A shrug. “Look, I don’t want to get—”

“I know.”

After a few neutral comments, Cooper left. Gordon had been carrying out his normal duties for the last week and then spending the evenings taking data, listening, waiting. There were random yellow jitterings among the traces, but no signal. All eroded into noise. The pumps coughed, the electronics gear gave an occasional hot ping. Tachyons, he thought. Things faster than light. It made no sense. He had taken up the idea with Wong, the particle physicist, and got the conventional reply: they violated special relativity, and anyway, there was no evidence for them. Tachyons, gliding across the universe in less time than Gordon’s eye took to absorb a photon of the pale, watery laboratory light—these things went against reason.
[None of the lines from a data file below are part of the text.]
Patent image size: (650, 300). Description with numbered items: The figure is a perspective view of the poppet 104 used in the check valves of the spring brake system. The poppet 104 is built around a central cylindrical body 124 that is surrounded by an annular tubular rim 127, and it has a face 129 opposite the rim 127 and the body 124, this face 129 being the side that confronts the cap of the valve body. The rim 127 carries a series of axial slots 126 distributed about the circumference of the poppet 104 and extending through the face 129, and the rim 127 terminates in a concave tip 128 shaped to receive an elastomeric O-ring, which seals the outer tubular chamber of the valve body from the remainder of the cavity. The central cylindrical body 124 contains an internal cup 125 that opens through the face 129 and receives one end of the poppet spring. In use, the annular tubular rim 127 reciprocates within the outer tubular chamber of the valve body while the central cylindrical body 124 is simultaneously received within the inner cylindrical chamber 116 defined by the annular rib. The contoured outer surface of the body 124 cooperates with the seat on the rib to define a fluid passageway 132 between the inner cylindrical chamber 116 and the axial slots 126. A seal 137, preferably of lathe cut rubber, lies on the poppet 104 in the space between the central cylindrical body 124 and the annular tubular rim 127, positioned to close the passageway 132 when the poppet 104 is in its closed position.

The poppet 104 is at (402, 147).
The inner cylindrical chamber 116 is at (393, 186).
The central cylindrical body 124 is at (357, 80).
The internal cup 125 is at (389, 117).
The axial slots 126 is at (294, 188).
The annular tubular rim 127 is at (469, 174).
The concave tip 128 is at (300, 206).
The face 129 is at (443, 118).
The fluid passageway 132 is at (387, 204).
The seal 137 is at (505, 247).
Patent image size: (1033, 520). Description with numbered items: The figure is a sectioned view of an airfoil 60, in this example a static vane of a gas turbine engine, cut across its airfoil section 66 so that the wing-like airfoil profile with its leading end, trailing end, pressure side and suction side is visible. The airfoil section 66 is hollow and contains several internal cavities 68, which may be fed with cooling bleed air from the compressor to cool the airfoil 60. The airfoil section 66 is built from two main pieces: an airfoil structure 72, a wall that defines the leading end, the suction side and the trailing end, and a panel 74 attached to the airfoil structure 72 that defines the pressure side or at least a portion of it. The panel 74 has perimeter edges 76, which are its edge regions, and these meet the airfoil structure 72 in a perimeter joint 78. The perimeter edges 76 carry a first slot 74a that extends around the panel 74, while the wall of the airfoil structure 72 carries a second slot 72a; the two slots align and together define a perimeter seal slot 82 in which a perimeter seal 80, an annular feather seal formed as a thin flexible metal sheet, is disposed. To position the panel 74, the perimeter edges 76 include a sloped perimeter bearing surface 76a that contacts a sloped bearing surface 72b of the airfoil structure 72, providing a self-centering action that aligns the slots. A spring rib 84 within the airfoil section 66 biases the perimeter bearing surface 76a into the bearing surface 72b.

Then there came a flutter of interrupted resonances. Gordon had worked out a faster way of compiling the curves and he could extract the Morse coded portions almost immediately.

THREATEN OCEAN

A few moments later, another sputter of interruptions:

CAMBRIDGE CAVENDISH LABO

and then a blur of noise. Gordon nodded to himself. He felt comfortable, working here alone, monklike. Penny didn’t like his long hours here, but that was a secondary issue. She didn’t understand that sometimes you had to press on, that the world would yield if you just kept at it.